ATTENZIONE, LA FINANZA SI BUTTA IN ACQUA

di PAOLO CARUSO (agronomo) – Quanti di noi sanno che anche l’acqua, insieme all’aria il bene più prezioso del nostro pianeta, diventerà merce per speculatori, sarà oggetto di contrattazioni sul mercato statunitense dei future, divenendo una vera e propria commodity, come l’oro, il petrolio, il platino, le valute etc?

I circuiti mediatici hanno preferito sottacere questa notizia, secondo la quale i grandi investitori saranno liberi di speculare su aspettative di siccità, crisi idriche ed eventi atmosferici estremi.

I future sull’acqua hanno fatto il loro esordio all’inizio del quarto trimestre di questo già nefasto 2020, come se ci fosse bisogno di un’altra iattura per decretarne un’immediata archiviazione.

Il corpo umano contiene tra il 50 e l’80% di acqua, a seconda dell’età dell’individuo, e copre circa il 75% del globo.

Il 70% dell’acqua dolce presente sul pianeta serve a irrigare i terreni su cui viene prodotto il nostro cibo e per abbeverare gli animali, il 20% viene usato per numerosi processi industriali, mentre il restante 10 % come acqua domestica e potabile.

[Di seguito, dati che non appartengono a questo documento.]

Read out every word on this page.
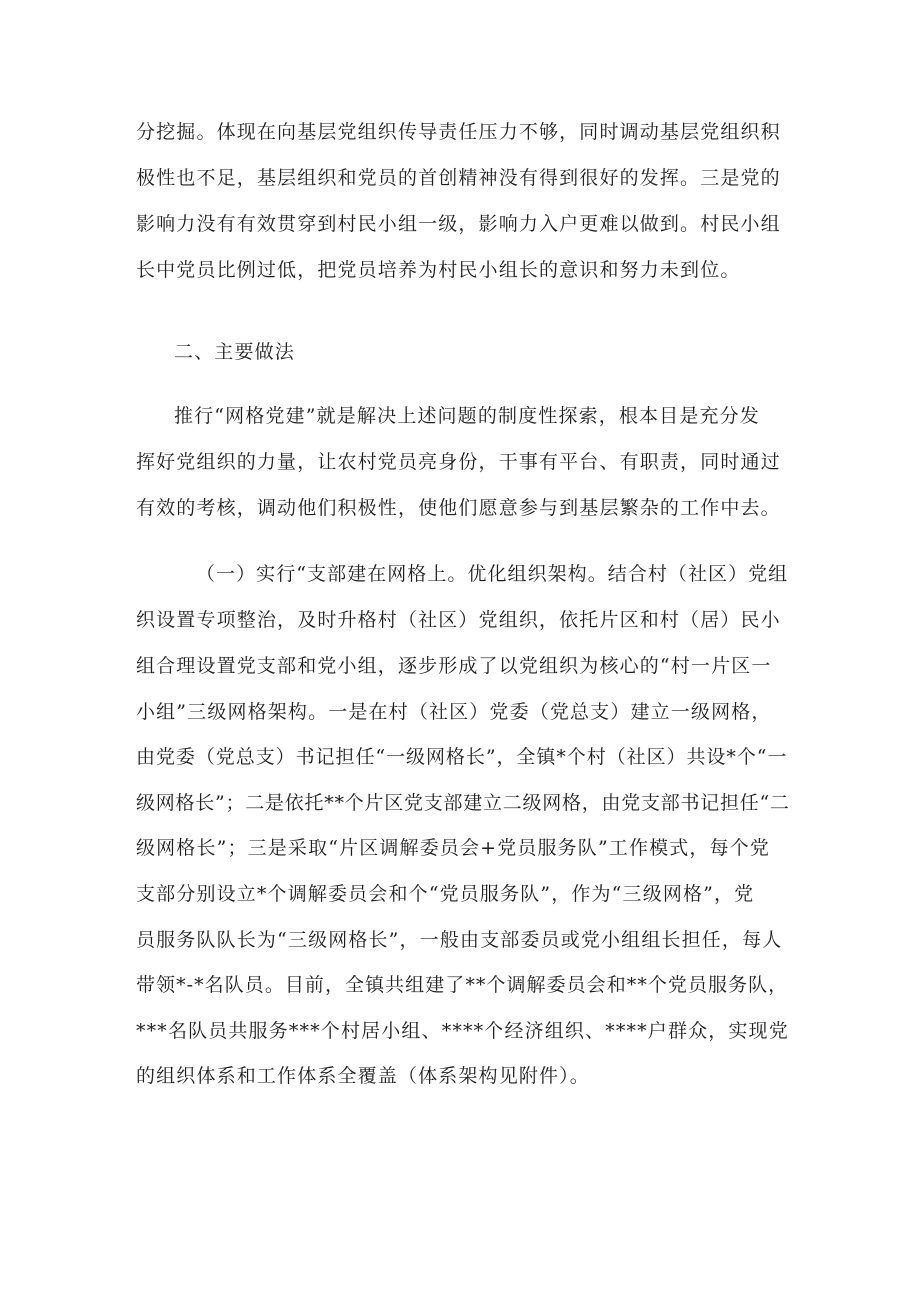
分挖掘。体现在向基层党组织传导责任压力不够，同时调动基层党组织积

极性也不足，基层组织和党员的首创精神没有得到很好的发挥。三是党的

影响力没有有效贯穿到村民小组一级，影响力入户更难以做到。村民小组

长中党员比例过低，把党员培养为村民小组长的意识和努力未到位。

二、主要做法

推行“网格党建”就是解决上述问题的制度性探索，根本目是充分发

挥好党组织的力量，让农村党员亮身份，干事有平台、有职责，同时通过

有效的考核，调动他们积极性，使他们愿意参与到基层繁杂的工作中去。

（一）实行“支部建在网格上。优化组织架构。结合村（社区）党组

织设置专项整治，及时升格村（社区）党组织，依托片区和村（居）民小

组合理设置党支部和党小组，逐步形成了以党组织为核心的“村一片区一

小组”三级网格架构。一是在村（社区）党委（党总支）建立一级网格，

由党委（党总支）书记担任“一级网格长”，全镇*个村（社区）共设*个“一

级网格长”；二是依托**个片区党支部建立二级网格，由党支部书记担任“二

级网格长”；三是采取“片区调解委员会+党员服务队”工作模式，每个党

支部分别设立*个调解委员会和个“党员服务队”，作为“三级网格”，党

员服务队队长为“三级网格长”，一般由支部委员或党小组组长担任，每人

带领*-*名队员。目前，全镇共组建了**个调解委员会和**个党员服务队，

***名队员共服务***个村居小组、****个经济组织、****户群众，实现党

的组织体系和工作体系全覆盖（体系架构见附件）。
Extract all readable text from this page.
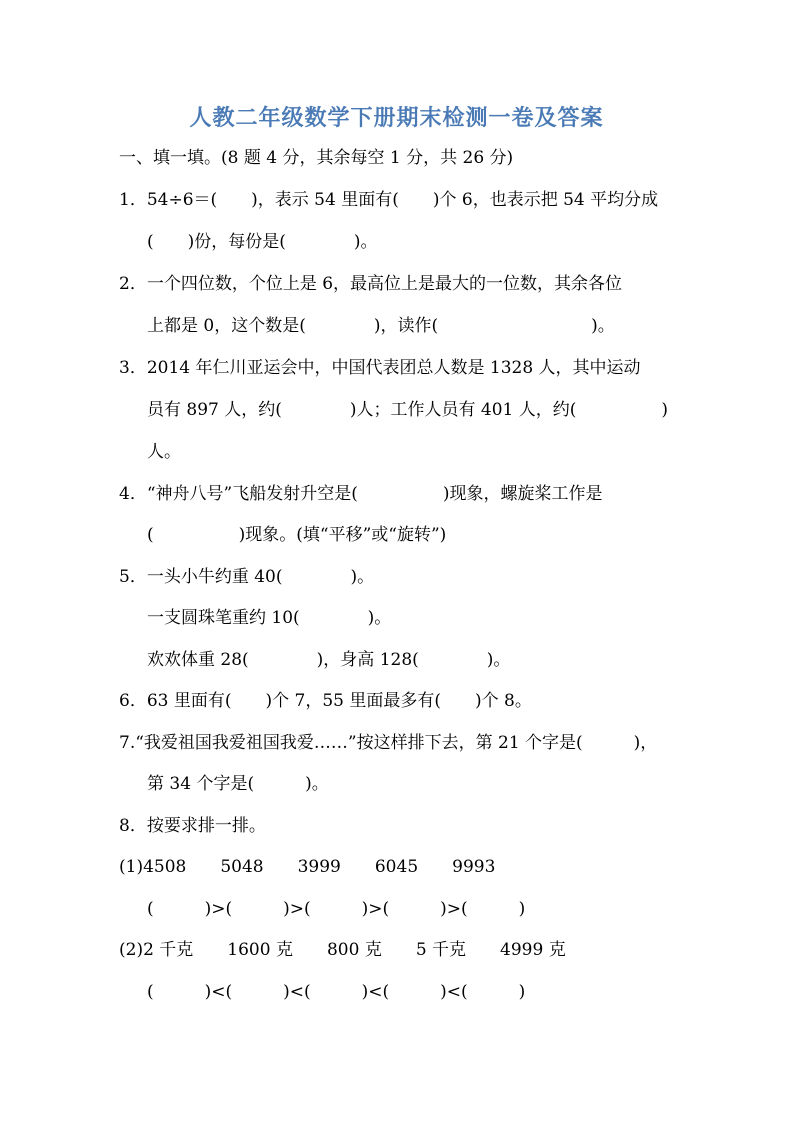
人教二年级数学下册期末检测一卷及答案
一、填一填。(8 题 4 分，其余每空 1 分，共 26 分)
1．54÷6＝(　　)，表示 54 里面有(　　)个 6，也表示把 54 平均分成
(　　)份，每份是(　　　　)。
2．一个四位数，个位上是 6，最高位上是最大的一位数，其余各位
上都是 0，这个数是(　　　　)，读作(　　　　　　　　　)。
3．2014 年仁川亚运会中，中国代表团总人数是 1328 人，其中运动
员有 897 人，约(　　　　)人；工作人员有 401 人，约(　　　　　)
人。
4．“神舟八号”飞船发射升空是(　　　　　)现象，螺旋桨工作是
(　　　　　)现象。(填“平移”或“旋转”)
5．一头小牛约重 40(　　　　)。
一支圆珠笔重约 10(　　　　)。
欢欢体重 28(　　　　)，身高 128(　　　　)。
6．63 里面有(　　)个 7，55 里面最多有(　　)个 8。
7.“我爱祖国我爱祖国我爱……”按这样排下去，第 21 个字是(　　　)，
第 34 个字是(　　　)。
8．按要求排一排。
(1)4508　　5048　　3999　　6045　　9993
(　　　)>(　　　)>(　　　)>(　　　)>(　　　)
(2)2 千克　　1600 克　　800 克　　5 千克　　4999 克
(　　　)<(　　　)<(　　　)<(　　　)<(　　　)
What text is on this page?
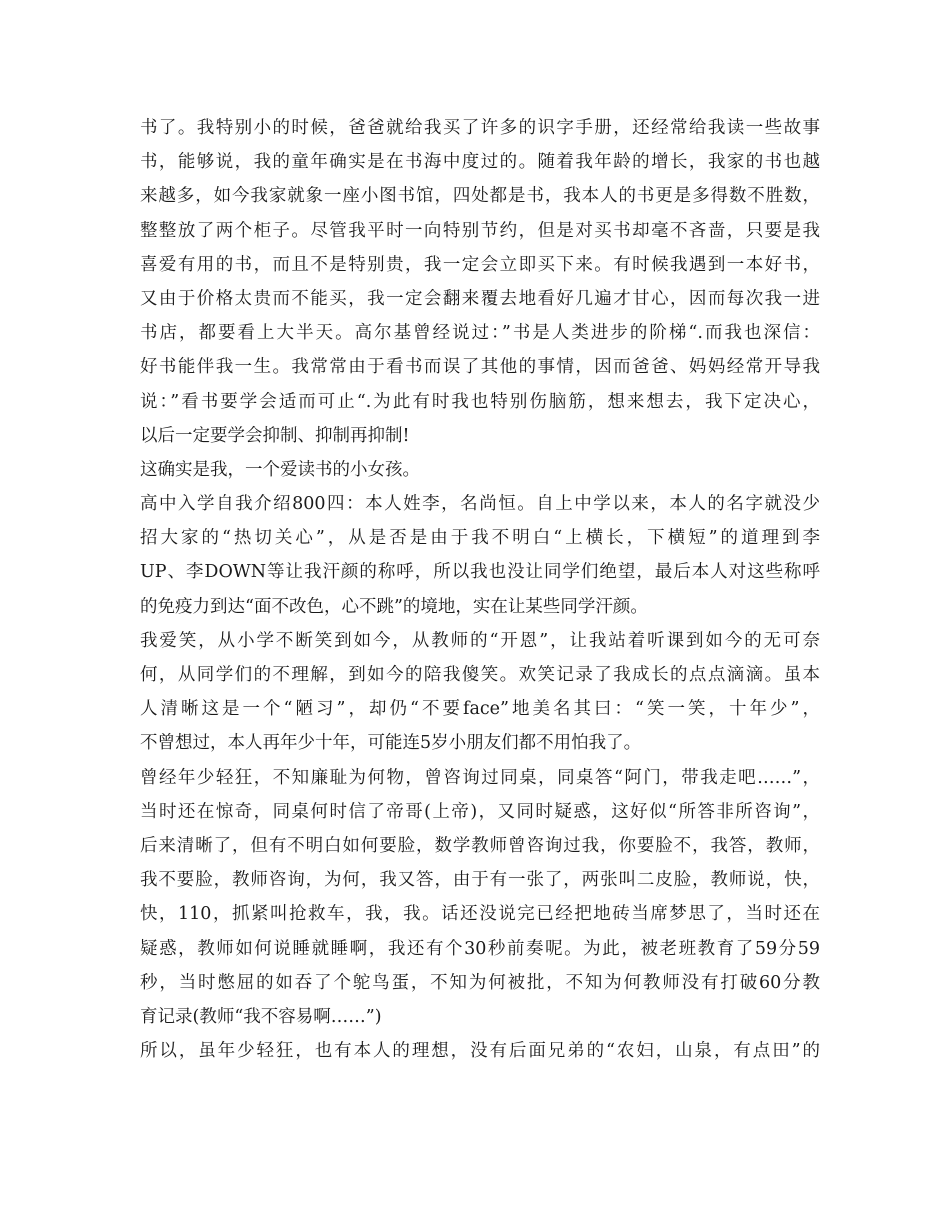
书了。我特别小的时候，爸爸就给我买了许多的识字手册，还经常给我读一些故事
书，能够说，我的童年确实是在书海中度过的。随着我年龄的增长，我家的书也越
来越多，如今我家就象一座小图书馆，四处都是书，我本人的书更是多得数不胜数，
整整放了两个柜子。尽管我平时一向特别节约，但是对买书却毫不吝啬，只要是我
喜爱有用的书，而且不是特别贵，我一定会立即买下来。有时候我遇到一本好书，
又由于价格太贵而不能买，我一定会翻来覆去地看好几遍才甘心，因而每次我一进
书店，都要看上大半天。高尔基曾经说过：”书是人类进步的阶梯“.而我也深信：
好书能伴我一生。我常常由于看书而误了其他的事情，因而爸爸、妈妈经常开导我
说：”看书要学会适而可止“.为此有时我也特别伤脑筋，想来想去，我下定决心，
以后一定要学会抑制、抑制再抑制!
这确实是我，一个爱读书的小女孩。
高中入学自我介绍800四：本人姓李，名尚恒。自上中学以来，本人的名字就没少
招大家的“热切关心”，从是否是由于我不明白“上横长，下横短”的道理到李
UP、李DOWN等让我汗颜的称呼，所以我也没让同学们绝望，最后本人对这些称呼
的免疫力到达“面不改色，心不跳”的境地，实在让某些同学汗颜。
我爱笑，从小学不断笑到如今，从教师的“开恩”，让我站着听课到如今的无可奈
何，从同学们的不理解，到如今的陪我傻笑。欢笑记录了我成长的点点滴滴。虽本
人清晰这是一个“陋习”，却仍“不要face”地美名其曰：“笑一笑，十年少”，
不曾想过，本人再年少十年，可能连5岁小朋友们都不用怕我了。
曾经年少轻狂，不知廉耻为何物，曾咨询过同桌，同桌答“阿门，带我走吧……”，
当时还在惊奇，同桌何时信了帝哥(上帝)，又同时疑惑，这好似“所答非所咨询”，
后来清晰了，但有不明白如何要脸，数学教师曾咨询过我，你要脸不，我答，教师，
我不要脸，教师咨询，为何，我又答，由于有一张了，两张叫二皮脸，教师说，快，
快，110，抓紧叫抢救车，我，我。话还没说完已经把地砖当席梦思了，当时还在
疑惑，教师如何说睡就睡啊，我还有个30秒前奏呢。为此，被老班教育了59分59
秒，当时憋屈的如吞了个鸵鸟蛋，不知为何被批，不知为何教师没有打破60分教
育记录(教师“我不容易啊……”)
所以，虽年少轻狂，也有本人的理想，没有后面兄弟的“农妇，山泉，有点田”的
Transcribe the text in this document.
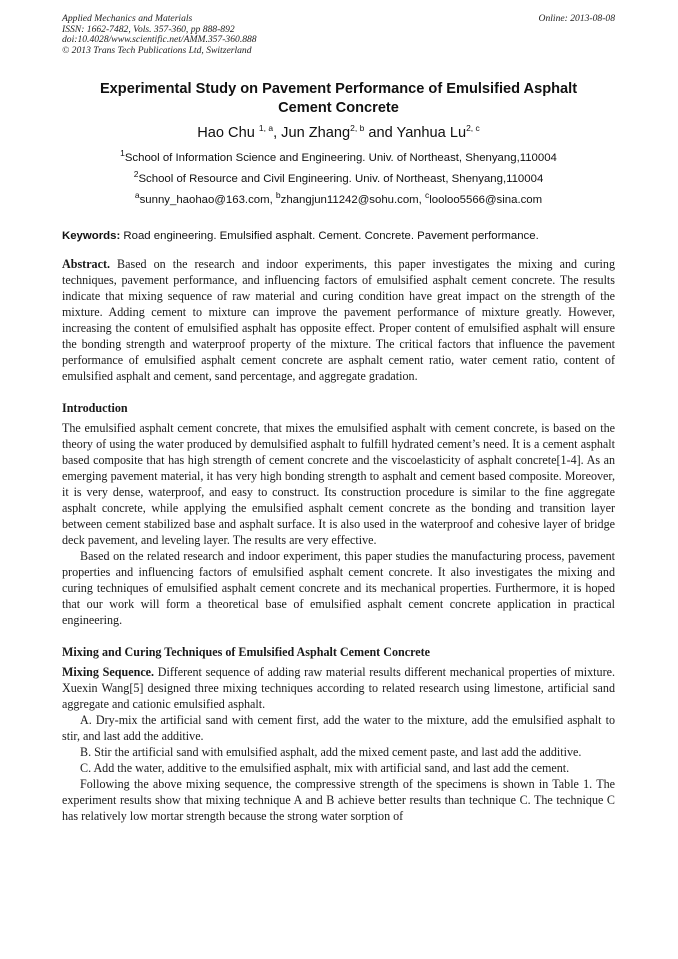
Applied Mechanics and Materials
ISSN: 1662-7482, Vols. 357-360, pp 888-892
doi:10.4028/www.scientific.net/AMM.357-360.888
© 2013 Trans Tech Publications Ltd, Switzerland
Online: 2013-08-08
Experimental Study on Pavement Performance of Emulsified Asphalt
Cement Concrete
Hao Chu $^{1, a}$, Jun Zhang$^{2, b}$ and Yanhua Lu$^{2, c}$
$^1$School of Information Science and Engineering. Univ. of Northeast, Shenyang,110004
$^2$School of Resource and Civil Engineering. Univ. of Northeast, Shenyang,110004
$^a$sunny_haohao@163.com, $^b$zhangjun11242@sohu.com, $^c$looloo5566@sina.com
Keywords: Road engineering. Emulsified asphalt. Cement. Concrete. Pavement performance.

Abstract. Based on the research and indoor experiments, this paper investigates the mixing and curing techniques, pavement performance, and influencing factors of emulsified asphalt cement concrete. The results indicate that mixing sequence of raw material and curing condition have great impact on the strength of the mixture. Adding cement to mixture can improve the pavement performance of mixture greatly. However, increasing the content of emulsified asphalt has opposite effect. Proper content of emulsified asphalt will ensure the bonding strength and waterproof property of the mixture. The critical factors that influence the pavement performance of emulsified asphalt cement concrete are asphalt cement ratio, water cement ratio, content of emulsified asphalt and cement, sand percentage, and aggregate gradation.

Introduction

The emulsified asphalt cement concrete, that mixes the emulsified asphalt with cement concrete, is based on the theory of using the water produced by demulsified asphalt to fulfill hydrated cement’s need. It is a cement asphalt based composite that has high strength of cement concrete and the viscoelasticity of asphalt concrete[1-4]. As an emerging pavement material, it has very high bonding strength to asphalt and cement based composite. Moreover, it is very dense, waterproof, and easy to construct. Its construction procedure is similar to the fine aggregate asphalt concrete, while applying the emulsified asphalt cement concrete as the bonding and transition layer between cement stabilized base and asphalt surface. It is also used in the waterproof and cohesive layer of bridge deck pavement, and leveling layer. The results are very effective.

Based on the related research and indoor experiment, this paper studies the manufacturing process, pavement properties and influencing factors of emulsified asphalt cement concrete. It also investigates the mixing and curing techniques of emulsified asphalt cement concrete and its mechanical properties. Furthermore, it is hoped that our work will form a theoretical base of emulsified asphalt cement concrete application in practical engineering.

Mixing and Curing Techniques of Emulsified Asphalt Cement Concrete

Mixing Sequence. Different sequence of adding raw material results different mechanical properties of mixture. Xuexin Wang[5] designed three mixing techniques according to related research using limestone, artificial sand aggregate and cationic emulsified asphalt.

A. Dry-mix the artificial sand with cement first, add the water to the mixture, add the emulsified asphalt to stir, and last add the additive.

B. Stir the artificial sand with emulsified asphalt, add the mixed cement paste, and last add the additive.

C. Add the water, additive to the emulsified asphalt, mix with artificial sand, and last add the cement.

Following the above mixing sequence, the compressive strength of the specimens is shown in Table 1. The experiment results show that mixing technique A and B achieve better results than technique C. The technique C has relatively low mortar strength because the strong water sorption of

La produzione di 1 kg di frumento necessita fino a 4.000 litri di acqua, mentre per un kg di carne bovina si può arrivare ad un consumo di circa 15.000 litri.

Secondo alcuni report dell’ONU la domanda di acqua nei prossimi anni crescerà dell’85 per cento, fino a raddoppiarsi alle soglie del 2050.

Con queste premesse appare evidente l’interesse della finanza a mettere le mani su un business dalle potenzialità esplosive.

Tuttavia, l’assemblea delle Nazioni Unite nel 2010, decretandone l’importanza vitale e la non surrogabilità, ha incluso l’accesso all’acqua potabile e a quella che serve per i servizi igienico-sanitari tra i diritti universali e fondamentali dell’uomo, ma evidentemente c’è chi la considera invece un bene come tanti altri, dunque commerciabile.

Per il momento il future sull’acqua verrà trattato solo in California, uno stato dove i frequenti e devastanti incendi hanno accentuato l’importanza della disponibilità di risorse idriche, ma gli interessati non escludono che in futuro queste contrattazioni possano essere estese anche ad altri Paesi.

L’etica dell’operazione è ovviamente considerata meno di un elemento accessorio, così che le probabili crisi idriche a cui saremo soggetti e che porranno in serio pericolo la stessa esistenza umana avranno come unità di misura non la dignità dell’uomo, ma il margine di profitto.

Secondo le Nazioni Unite ogni anno 8 milioni di persone muoiono a causa di malattie legate all’indisponibilità di risorse idriche.

Anche l’acqua, quindi, ci verrà erogata a seconda delle tendenze di mercato? Dovremo far attenzione allo ‘spread’ idrico? Il prezzo del barile (d’acqua) sarà uno dei parametri che determinerà l’inflazione? Dovremmo far ricorso a prestiti bancari per acquistare le nostre bottiglie?

Sono quesiti che oggi suonano come paradossi, ma siamo così sicuri che non ci riguarderanno in un tempo più breve di quello che immaginiamo?

La natura umana e l’attualità ci invitano come minimo a fare una profonda riflessione. Subito, oggi.